Mit dieser plastischen Geste ist er deutlich dominanter als Karl Schnell mit seinen stillen, geflammten Holzplastiken, die in der vorderen Enfilade des Haupthauses wie verwitterte Schiffe an den Glasfenstern vorbeigleiten.

Vorne: Karl Schnell – Plastiken, Eiche gebrannt © the artist; zwischen den Fenstern: Erwin Weidmann – Acrylmalereien © the artist

Offensichtlich frech greifen die Aktfotografien von Kai Bader in die gewohnte Portraitdarstellung ein: eines der alten Gemälde wurde kommentarlos in der historischen Schausammlung ersetzt, sogar das Namensschild wurde beibehalten. Weitreichende Fragen nach Identität und Gleichrangigkeit zwischen den Geschlechtern, nach Repräsentation und Zeit stellen sich.

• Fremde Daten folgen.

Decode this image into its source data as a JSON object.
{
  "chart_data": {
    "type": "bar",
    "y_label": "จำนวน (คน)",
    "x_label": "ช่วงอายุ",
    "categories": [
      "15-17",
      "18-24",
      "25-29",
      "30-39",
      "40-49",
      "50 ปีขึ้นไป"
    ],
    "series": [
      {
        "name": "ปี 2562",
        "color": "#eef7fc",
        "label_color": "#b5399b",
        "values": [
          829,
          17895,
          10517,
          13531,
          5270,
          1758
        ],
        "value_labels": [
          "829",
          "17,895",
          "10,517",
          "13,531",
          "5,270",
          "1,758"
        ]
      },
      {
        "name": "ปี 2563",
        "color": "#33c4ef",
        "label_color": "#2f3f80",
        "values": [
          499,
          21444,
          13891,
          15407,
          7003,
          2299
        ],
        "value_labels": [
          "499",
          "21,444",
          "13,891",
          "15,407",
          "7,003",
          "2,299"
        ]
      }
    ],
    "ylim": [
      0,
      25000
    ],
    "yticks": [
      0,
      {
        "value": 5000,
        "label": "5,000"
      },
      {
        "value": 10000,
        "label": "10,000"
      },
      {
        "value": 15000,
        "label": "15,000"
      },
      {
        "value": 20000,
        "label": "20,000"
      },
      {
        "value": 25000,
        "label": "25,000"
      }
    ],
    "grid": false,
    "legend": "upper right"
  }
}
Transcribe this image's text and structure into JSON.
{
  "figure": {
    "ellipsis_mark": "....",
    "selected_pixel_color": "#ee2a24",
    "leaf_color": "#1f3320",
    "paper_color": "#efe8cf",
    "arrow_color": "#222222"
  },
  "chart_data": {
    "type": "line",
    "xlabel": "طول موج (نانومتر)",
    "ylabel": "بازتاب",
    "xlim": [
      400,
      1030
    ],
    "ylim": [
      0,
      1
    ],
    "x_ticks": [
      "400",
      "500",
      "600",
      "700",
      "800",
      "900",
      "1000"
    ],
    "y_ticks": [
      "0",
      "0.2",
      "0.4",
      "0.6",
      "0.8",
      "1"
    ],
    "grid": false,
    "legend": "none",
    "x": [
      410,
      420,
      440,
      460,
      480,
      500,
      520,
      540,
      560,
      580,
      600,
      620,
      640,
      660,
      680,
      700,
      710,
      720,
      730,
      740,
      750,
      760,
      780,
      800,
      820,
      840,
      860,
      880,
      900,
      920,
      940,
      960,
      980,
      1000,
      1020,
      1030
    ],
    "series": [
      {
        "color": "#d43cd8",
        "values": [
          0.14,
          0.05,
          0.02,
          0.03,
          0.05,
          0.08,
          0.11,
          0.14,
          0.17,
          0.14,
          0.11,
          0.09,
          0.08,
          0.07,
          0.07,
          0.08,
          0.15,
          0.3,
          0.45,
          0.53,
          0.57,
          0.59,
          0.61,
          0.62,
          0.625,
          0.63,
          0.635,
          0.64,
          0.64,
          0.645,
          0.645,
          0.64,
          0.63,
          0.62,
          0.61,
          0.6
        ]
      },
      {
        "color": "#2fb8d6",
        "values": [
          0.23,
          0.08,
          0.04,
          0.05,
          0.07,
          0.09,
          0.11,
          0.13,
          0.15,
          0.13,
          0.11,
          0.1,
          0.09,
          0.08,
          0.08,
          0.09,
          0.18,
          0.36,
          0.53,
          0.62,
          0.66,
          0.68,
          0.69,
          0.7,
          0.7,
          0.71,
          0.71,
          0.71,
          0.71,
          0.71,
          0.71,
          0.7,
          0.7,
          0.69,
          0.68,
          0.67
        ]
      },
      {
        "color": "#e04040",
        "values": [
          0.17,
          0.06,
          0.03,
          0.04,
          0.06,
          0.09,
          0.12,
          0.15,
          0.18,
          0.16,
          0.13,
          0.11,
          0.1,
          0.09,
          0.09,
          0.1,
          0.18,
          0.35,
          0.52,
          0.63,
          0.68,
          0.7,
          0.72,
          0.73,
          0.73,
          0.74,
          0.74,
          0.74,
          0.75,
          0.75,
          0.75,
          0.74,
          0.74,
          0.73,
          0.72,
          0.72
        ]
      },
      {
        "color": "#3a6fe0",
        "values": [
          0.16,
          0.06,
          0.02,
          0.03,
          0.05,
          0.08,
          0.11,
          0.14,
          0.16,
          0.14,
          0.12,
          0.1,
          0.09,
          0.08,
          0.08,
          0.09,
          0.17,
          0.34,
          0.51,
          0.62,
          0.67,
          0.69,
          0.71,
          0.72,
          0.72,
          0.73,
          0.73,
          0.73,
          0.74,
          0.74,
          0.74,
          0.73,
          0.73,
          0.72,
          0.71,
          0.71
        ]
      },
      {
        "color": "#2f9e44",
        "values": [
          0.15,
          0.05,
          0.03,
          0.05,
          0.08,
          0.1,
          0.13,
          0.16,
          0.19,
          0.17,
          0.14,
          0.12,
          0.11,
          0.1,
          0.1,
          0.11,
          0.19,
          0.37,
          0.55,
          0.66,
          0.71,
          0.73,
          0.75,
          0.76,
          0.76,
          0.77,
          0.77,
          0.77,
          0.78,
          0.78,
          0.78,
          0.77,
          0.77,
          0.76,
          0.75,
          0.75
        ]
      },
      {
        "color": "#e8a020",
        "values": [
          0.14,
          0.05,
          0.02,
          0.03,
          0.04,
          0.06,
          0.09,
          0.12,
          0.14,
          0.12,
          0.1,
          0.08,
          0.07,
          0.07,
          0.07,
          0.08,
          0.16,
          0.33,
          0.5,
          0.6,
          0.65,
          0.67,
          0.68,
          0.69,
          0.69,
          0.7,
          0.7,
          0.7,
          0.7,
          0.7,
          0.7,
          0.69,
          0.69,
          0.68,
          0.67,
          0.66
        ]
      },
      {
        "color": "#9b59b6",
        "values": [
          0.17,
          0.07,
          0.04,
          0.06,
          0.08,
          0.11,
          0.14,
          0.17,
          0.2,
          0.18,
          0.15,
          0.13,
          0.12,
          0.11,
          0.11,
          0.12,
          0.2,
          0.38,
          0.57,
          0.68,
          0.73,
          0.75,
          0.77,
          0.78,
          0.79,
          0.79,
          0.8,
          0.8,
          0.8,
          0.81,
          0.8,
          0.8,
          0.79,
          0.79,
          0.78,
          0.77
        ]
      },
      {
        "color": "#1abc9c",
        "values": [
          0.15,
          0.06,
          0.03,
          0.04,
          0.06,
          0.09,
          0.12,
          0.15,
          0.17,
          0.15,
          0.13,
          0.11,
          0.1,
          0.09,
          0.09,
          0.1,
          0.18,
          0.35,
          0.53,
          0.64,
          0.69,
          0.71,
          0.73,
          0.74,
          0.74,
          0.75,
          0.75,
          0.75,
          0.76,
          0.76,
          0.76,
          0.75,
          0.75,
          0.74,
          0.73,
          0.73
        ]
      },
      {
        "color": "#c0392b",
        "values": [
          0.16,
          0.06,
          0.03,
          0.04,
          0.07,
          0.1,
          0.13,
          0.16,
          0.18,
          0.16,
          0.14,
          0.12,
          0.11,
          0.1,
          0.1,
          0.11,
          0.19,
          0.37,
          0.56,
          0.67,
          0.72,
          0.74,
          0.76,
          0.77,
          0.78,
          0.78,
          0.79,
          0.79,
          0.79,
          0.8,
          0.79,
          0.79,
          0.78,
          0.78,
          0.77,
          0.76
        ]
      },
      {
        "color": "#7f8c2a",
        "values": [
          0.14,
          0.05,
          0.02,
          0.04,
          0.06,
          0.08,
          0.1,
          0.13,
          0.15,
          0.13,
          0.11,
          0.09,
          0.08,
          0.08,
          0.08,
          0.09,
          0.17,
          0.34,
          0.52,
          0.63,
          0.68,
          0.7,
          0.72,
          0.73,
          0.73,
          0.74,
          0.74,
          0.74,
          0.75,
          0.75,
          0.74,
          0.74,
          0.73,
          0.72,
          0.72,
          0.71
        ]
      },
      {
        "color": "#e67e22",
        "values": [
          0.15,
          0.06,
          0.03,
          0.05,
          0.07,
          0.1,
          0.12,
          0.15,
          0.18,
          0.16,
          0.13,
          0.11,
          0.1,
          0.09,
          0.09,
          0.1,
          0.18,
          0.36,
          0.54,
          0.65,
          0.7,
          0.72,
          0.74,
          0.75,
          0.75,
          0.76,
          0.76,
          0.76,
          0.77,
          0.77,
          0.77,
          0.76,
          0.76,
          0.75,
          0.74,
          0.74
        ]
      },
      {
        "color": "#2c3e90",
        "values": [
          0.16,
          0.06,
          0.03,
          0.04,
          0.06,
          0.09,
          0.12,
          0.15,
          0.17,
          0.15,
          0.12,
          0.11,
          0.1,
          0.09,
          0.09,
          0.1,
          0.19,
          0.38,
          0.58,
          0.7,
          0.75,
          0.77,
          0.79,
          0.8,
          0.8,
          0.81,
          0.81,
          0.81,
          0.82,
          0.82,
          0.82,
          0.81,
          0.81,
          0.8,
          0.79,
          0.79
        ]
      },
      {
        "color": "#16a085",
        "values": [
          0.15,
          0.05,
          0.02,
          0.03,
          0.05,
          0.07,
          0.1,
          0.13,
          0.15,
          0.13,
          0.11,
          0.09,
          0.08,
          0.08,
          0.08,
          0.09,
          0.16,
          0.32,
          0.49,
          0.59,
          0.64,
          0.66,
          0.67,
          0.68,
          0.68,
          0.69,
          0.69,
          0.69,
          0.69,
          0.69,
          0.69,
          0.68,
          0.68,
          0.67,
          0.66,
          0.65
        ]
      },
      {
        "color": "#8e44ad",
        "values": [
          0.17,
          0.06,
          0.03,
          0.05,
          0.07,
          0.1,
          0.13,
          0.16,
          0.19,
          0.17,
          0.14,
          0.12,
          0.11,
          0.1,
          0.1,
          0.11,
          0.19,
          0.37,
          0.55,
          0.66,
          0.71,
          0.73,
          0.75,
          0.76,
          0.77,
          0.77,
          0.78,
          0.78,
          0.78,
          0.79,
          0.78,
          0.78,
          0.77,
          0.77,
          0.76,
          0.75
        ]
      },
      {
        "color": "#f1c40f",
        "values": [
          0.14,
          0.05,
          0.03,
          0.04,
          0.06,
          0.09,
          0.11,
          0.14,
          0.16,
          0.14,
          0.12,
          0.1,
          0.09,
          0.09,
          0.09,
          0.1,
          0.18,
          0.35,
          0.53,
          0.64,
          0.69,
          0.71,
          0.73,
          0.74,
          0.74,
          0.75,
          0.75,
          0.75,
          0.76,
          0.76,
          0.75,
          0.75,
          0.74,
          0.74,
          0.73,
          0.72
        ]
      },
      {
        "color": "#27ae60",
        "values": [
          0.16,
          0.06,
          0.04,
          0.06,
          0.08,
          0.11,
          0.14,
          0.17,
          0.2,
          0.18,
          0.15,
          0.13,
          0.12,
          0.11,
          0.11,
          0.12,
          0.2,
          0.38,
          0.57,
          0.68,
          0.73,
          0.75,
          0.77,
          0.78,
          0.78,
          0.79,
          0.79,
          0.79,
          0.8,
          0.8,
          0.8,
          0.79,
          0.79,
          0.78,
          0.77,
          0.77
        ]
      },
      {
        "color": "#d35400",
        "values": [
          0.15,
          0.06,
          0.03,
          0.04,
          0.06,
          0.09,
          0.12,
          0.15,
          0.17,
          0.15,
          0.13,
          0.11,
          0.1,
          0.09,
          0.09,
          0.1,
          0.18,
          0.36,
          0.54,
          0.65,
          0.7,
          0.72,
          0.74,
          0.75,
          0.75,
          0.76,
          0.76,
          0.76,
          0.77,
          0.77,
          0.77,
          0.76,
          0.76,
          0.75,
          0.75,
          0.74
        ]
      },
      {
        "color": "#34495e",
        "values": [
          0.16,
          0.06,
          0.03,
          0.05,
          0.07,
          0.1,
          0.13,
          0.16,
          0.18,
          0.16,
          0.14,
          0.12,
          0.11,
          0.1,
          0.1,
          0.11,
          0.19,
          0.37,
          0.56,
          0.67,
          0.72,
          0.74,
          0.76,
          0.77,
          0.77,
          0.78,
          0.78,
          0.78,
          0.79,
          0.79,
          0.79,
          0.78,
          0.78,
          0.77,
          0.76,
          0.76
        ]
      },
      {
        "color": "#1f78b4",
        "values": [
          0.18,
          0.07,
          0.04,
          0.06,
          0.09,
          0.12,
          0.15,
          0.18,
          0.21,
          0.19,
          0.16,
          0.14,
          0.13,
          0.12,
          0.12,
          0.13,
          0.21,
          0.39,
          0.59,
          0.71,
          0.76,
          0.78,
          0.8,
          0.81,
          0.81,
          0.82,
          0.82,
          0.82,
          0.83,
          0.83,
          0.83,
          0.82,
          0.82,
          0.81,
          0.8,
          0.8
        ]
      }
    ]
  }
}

Kai Bader – ohne Titel, Fotografie © the artist

Verblüffend nahtlos fügen sich  manche Malereien von Erwin Weidmann in die verschnörkelten Wandfassungen der hellen Kammern ein, melancholische Szenen von Schuhen und Vögeln prägen die von erlesenen Materialien geprägten Räume. Ähnlich selbstverständlich faltet sich die flammend gelb gemusterte Stoffbahn von Gottfried Faaß in den steinernen Kamin des Speisesaals, evoziert Wärme und häuslichen Alltag in den musealen Räumen und dient damit einem gämzlich anderen Zweck als die skulpturalen, knotigen Netze von Csilla Wenczel, die sich wie tierische Kokons zu den historischen Gewändern gesellen oder als Fensterornament ganz eigene Geschichten von Natur und Vergänglichkeit erzählen.

Gottfried Faaß – „Feuer, Entfaltung“, Stoff © the artist

Es sind poetische, spektakuläre, manchmal auch nachdenkliche und freche Szenen, die von den sieben Künstlerinnen und Künstlern in der goldhaltigen Umgebung des Jagdschlosses aufgerufen werden. Eine Kollision der Epochen mit Ankündigung, der Versuch von ästhetischer Behauptung von zeitgenössischen Werken gegen historischen Prunk. Die Konfrontation ist dort am eindrucksvollsten, wo alte und neue Elemente sich symbiotisch ergänzen, oder aber auch wo sie sich am stärksten bekämpfen.

Csilla Wenczel – „Hülle“, Wollfilz mit Shibori-Faltung © the artist

So entsteht ein vielstimmiges Gesamtkonstrukt in den malerischen Räumen des Schlosses, das dadurch plötzlich in seiner Gesamtheit viel moderner wirkt als man erwarten würde.

WANN: Die Ausstellung läuft noch bis zum Freitag, den 30. November.
WO: Im Schloss Ratibor, Hauptstraße 1, 91154 Roth. Geöffnet ist von Dienstag bis Sonntag von 10 bis 17 Uhr, auch an den Feiertagen außer dem Karfreitag.